Existential Binge-Watching: ‘Euphoria’ is back and more brutal than ever

As crazy as it sounds, it’s been almost two and a half years since Euphoria first successful screens in June of 2019. Thanks to some global pandemic that brought the entire world and the entertainment industry to a halt, fans only had a few special episodes to hold them over until the next full season. And while those promotions were incredibly well done on their own, the season two premiere of Euphoria was a very welcome sight after such a long hiatus.

It was only fair to wonder which direction the series might go in its sophomore debut. It’s always hard for a show to come back for its second season, let alone one like Euphoria which so intensely captured the attention of viewers around the world. Not to mention, after the success of the specials that premiered during the quarantine, the series could easily have chosen to take a step back from its visceral approach to storytelling.

It’s safe to say that wasn’t the choice made. In the best possible way, though.

The first episode of season two, quite simply, delivered in every way. And for those who think the first season was tough, this one looks set to be even tougher and more brutal than its predecessor. So much so that Zendaya even released a sweet and kind Warning that this series is not an easy watch for everyone.

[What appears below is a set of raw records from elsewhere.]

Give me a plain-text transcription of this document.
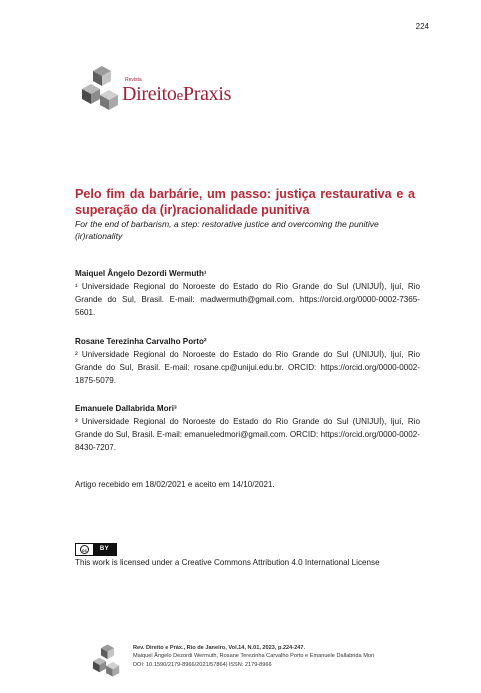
224
Revista
DireitoePraxis
Pelo fim da barbárie, um passo: justiça restaurativa e a superação da (ir)racionalidade punitiva

For the end of barbarism, a step: restorative justice and overcoming the punitive (ir)rationality

Maiquel Ângelo Dezordi Wermuth¹

¹ Universidade Regional do Noroeste do Estado do Rio Grande do Sul (UNIJUÍ), Ijuí, Rio Grande do Sul, Brasil. E-mail: madwermuth@gmail.com. https://orcid.org/0000-0002-7365-5601.

Rosane Terezinha Carvalho Porto²

² Universidade Regional do Noroeste do Estado do Rio Grande do Sul (UNIJUÍ), Ijuí, Rio Grande do Sul, Brasil. E-mail: rosane.cp@unijui.edu.br. ORCID: https://orcid.org/0000-0002-1875-5079.

Emanuele Dallabrida Mori³

³ Universidade Regional do Noroeste do Estado do Rio Grande do Sul (UNIJUÍ), Ijuí, Rio Grande do Sul, Brasil. E-mail: emanueledmori@gmail.com. ORCID: https://orcid.org/0000-0002-8430-7207.

Artigo recebido em 18/02/2021 e aceito em 14/10/2021.

cc	BY

This work is licensed under a Creative Commons Attribution 4.0 International License

Rev. Direito e Práx., Rio de Janeiro, Vol.14, N.01, 2023, p.224-247.

Maiquel Ângelo Dezordi Wermuth, Rosane Terezinha Carvalho Porto e Emanuele Dallabrida Mori

DOI: 10.1590/2179-8966/2021/57864| ISSN: 2179-8966
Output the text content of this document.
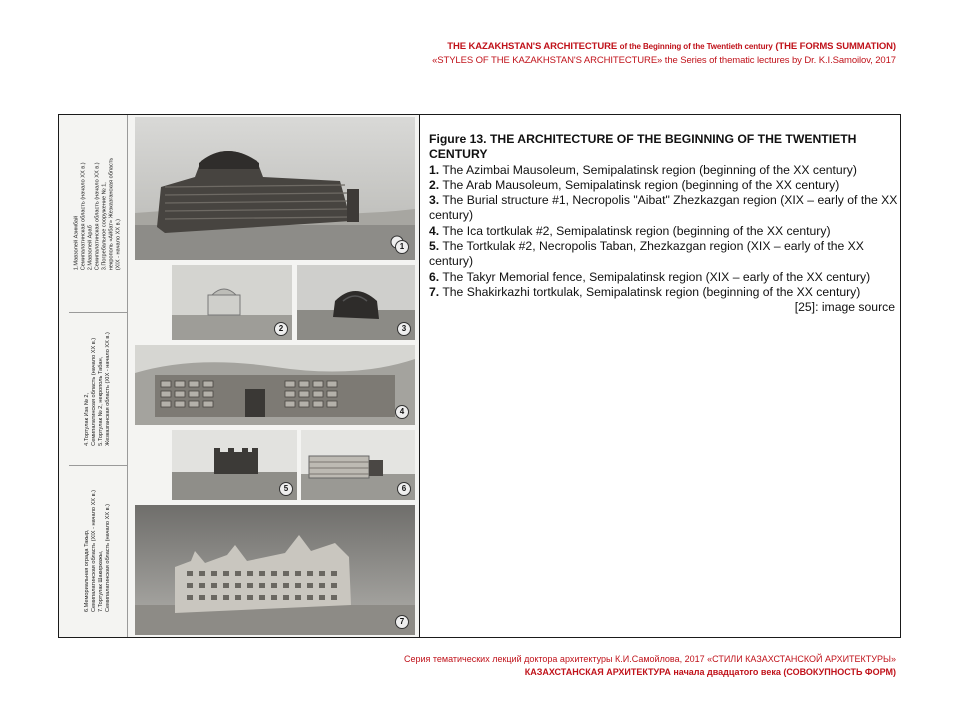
THE KAZAKHSTAN'S ARCHITECTURE of the Beginning of the Twentieth century (THE FORMS SUMMATION)
«STYLES OF THE KAZAKHSTAN'S ARCHITECTURE» the Series of thematic lectures by Dr. K.I.Samoilov, 2017
1.Мавзолей Азимбай
Семипалатинская область (начало XX в.)
2.Мавзолей Араб
Семипалатинская область (начало XX в.)
3.Погребальное сооружение № 1,
некрополь «Айбат» Жезказганская область
(XIX - начало XX в.)
4.Тортулак Иза № 2,
Семипалатинская область (начало XX в.)
5.Тортулак № 2, некрополь Табан,
Жезказганская область (XIX - начало XX в.)
6.Мемориальная ограда Такыр,
Семипалатинская область (XIX - начало XX в.)
7.Тортулак Шакиркажы,
Семипалатинская область (начало XX в.)
1
2	3
4
5	6
7

Figure 13. THE ARCHITECTURE OF THE BEGINNING OF THE TWENTIETH CENTURY

1. The Azimbai Mausoleum, Semipalatinsk region (beginning of the XX century)

2. The Arab Mausoleum, Semipalatinsk region (beginning of the XX century)

3. The Burial structure #1, Necropolis "Aibat" Zhezkazgan region (XIX – early of the XX century)

4. The Ica tortkulak #2, Semipalatinsk region (beginning of the XX century)

5. The Tortkulak #2, Necropolis Taban, Zhezkazgan region (XIX – early of the XX century)

6. The Takyr Memorial fence, Semipalatinsk region (XIX – early of the XX century)

7. The Shakirkazhi tortkulak, Semipalatinsk region (beginning of the XX century)

[25]: image source

Серия тематических лекций доктора архитектуры К.И.Самойлова, 2017 «СТИЛИ КАЗАХСТАНСКОЙ АРХИТЕКТУРЫ»
КАЗАХСТАНСКАЯ АРХИТЕКТУРА начала двадцатого века (СОВОКУПНОСТЬ ФОРМ)
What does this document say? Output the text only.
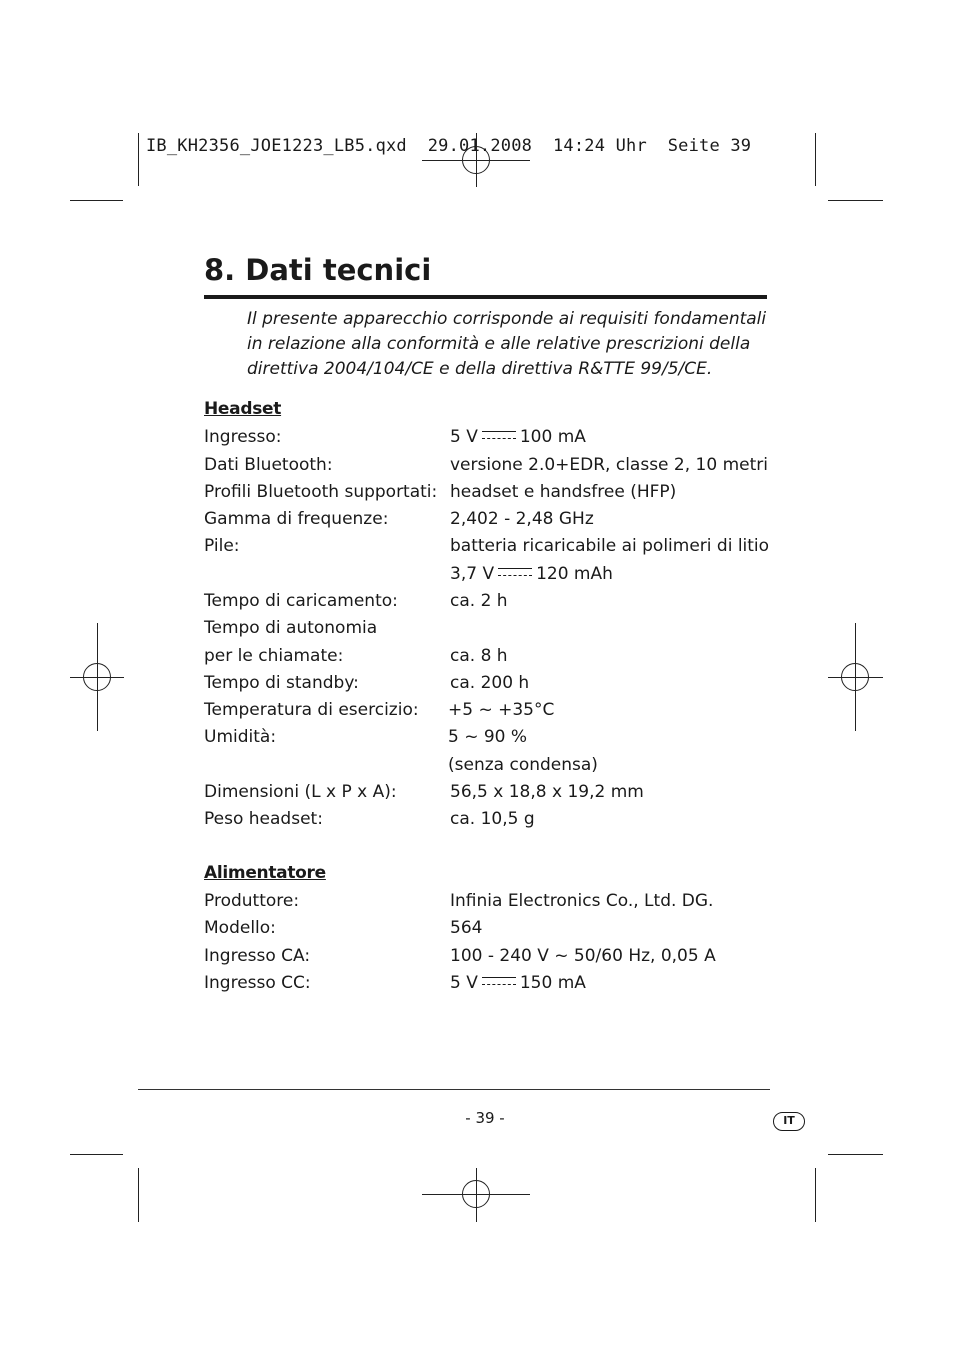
IB_KH2356_JOE1223_LB5.qxd  29.01.2008  14:24 Uhr  Seite 39
8. Dati tecnici
Il presente apparecchio corrisponde ai requisiti fondamentali in relazione alla conformità e alle relative prescrizioni della direttiva 2004/104/CE e della direttiva R&TTE 99/5/CE.
Headset
Ingresso:	5 V 100 mA
Dati Bluetooth:	versione 2.0+EDR, classe 2, 10 metri
Profili Bluetooth supportati: headset e handsfree (HFP)
Gamma di frequenze:	2,402 - 2,48 GHz
Pile:	batteria ricaricabile ai polimeri di litio
3,7 V 120 mAh
Tempo di caricamento:	ca. 2 h
Tempo di autonomia
per le chiamate:	ca. 8 h
Tempo di standby:	ca. 200 h
Temperatura di esercizio: +5 ~ +35°C
Umidità:	5 ~ 90 %
(senza condensa)
Dimensioni (L x P x A):	56,5 x 18,8 x 19,2 mm
Peso headset:	ca. 10,5 g
Alimentatore
Produttore:	Infinia Electronics Co., Ltd. DG.
Modello:	564
Ingresso CA:	100 - 240 V ~ 50/60 Hz, 0,05 A
Ingresso CC:	5 V 150 mA
- 39 -	IT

Euphoria is meant to be gritty, highlighting a huge amount of dark facets of life and the struggles that can come with growing up and coping. As for the first season, no, this is not meant to be your ordinary everyday high school. There aren’t many high school kids in real life who look or act like the ones in Euphoria and go through everything they do. But the series takes all of these topics, all of these prevailing issues, and locks them into one place and one story in order to illuminate and explore them in greater depth.

There’s an episode now, this second season doesn’t necessarily feel bigger than the first, but it does feel much more tense. Every scene – and especially the ones like the part in the car with Nate and Cassie – is filled with this almost suffocating intensity. Euphoria has established this feeling before, but now it’s to the point of being almost hard to watch. The premiere clings to you and doesn’t let go until the credits roll, which will be interesting to see if that holds up for the rest of this new season.

These emotional extremes are wonderfully successful because it seems that everyone involved in Euphoria rightfully flexes its cinematic muscles. The cinematography looks better than ever, with every frame bordering on art that could be framed in a museum. The lighting is impeccable and truly unlike anything seen in any other series or film. And it’s all really tied to the return of Labrinth soundtrack which is featured in most series.

And all this without mentioning the production, the writing, the actors involved. It’s impossible to really single out any of them from the season two premiere, but some attention needs to be given to Angus Cloud for his portrayal of Fez, who seems to be in more of the spotlight this season. But literally everyone does a ridiculously fantastic job.

As mentioned with Zendaya’s warning, Euphoria is not an easy or even healthy show for some to watch. But for those who can: watch it. Season two is already beating the ratings recordings and production is finally leaning more towards normalcy again than quarantine restrictions, so the show is more comfortable and confident in what it’s doing than ever. And if the premiere – and that explosive ending – is anything to go by for the rest of season two, there won’t be a single image that doesn’t have its eyes glued to the screen.

Episodes air every Sunday, so while it’s not a light or laid back way to start the week, it’s a vital and important series that needs to be heard and experienced as it continues to cement itself in the history of television.

Jackson Horvat is a senior journalism student at Ohio University. Please note that the views and opinions of the columnist do not reflect those of The post office. Do you agree? Tell Jackson by tweeting it at @horvatjackson.